From: TURTLE
To: SAAVIK
Subject: Flicker noise
Date & Time: 04/28/91 23:27:16
Message Number 16262
>Incidentally, what the *hell* is flicker noise?????
Flicker noise is a characteristic exhibited by a lot of chaotic systems.
It's the type of unpredictable state transitions you see in a non-
continuous chaotic system that displays brief, drastic state changes
between periods of apparant stability. If you want to see it i action,
just turn over an hourglass...the sand'll pile up to a certain point
nice and quiet-like, then suddenly landslide to a new state, and pile
up quietly, and landslide. A common characteristic is that tiny changes
in the system--the addition of /one/ grain of sand--can cause a sudden
catastrophic change in the system, and it is absolutely impossible to
predict the magnitude of the change except in certain broad limits
(there will always be more small changes than large changes, for
example).
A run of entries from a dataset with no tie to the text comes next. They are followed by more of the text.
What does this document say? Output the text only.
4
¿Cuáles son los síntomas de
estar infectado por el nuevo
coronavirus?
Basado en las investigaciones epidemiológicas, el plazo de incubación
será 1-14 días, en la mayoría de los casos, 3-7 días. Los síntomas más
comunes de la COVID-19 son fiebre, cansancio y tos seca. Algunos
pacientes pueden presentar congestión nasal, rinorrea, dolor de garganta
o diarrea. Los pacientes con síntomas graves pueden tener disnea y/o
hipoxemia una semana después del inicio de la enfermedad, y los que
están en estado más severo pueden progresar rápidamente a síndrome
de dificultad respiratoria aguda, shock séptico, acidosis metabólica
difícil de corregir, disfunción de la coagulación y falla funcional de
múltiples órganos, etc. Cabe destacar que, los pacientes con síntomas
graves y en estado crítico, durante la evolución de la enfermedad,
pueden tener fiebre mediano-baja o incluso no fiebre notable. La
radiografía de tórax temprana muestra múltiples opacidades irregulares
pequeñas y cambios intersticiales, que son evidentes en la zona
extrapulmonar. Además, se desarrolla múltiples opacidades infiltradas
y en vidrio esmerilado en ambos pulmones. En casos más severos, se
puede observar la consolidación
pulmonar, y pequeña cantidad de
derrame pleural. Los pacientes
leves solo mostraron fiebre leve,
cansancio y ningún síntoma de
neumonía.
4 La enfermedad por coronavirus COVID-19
Also, the ratio of small to large shifts is relatively
constant over any number of iterations, meaning that the behavior of the
system is fractal, and if you plot the number of shifts of various
magnitudes over a given number of transitions you'll get a nice, smooth
curve. Any chaotic system that behaves this way is said to exhibit
flicker noise. I brought it up because I was thinking about chaos theory
about a week ago and noticed that some relationships I've seen work the
same way--the system tends to drive itself to the brink of instability,
then realign drastically at a seemingly trivial change. You know, like
couples who seem perfectly happy until--whammy!--the slightest stress
explodes into a major confrontation way out of proportion to whatever
caused the stress in the first place. All systems which exhibit flicker
noise can /seem/ to be perfectly solid and stable while actually being
a hairbreath away from disaster, so one grain of sand or one trivial
disagreement can cause the whole thing to come crashing down. They're
non-linear, see, and...hell, I'm out of space.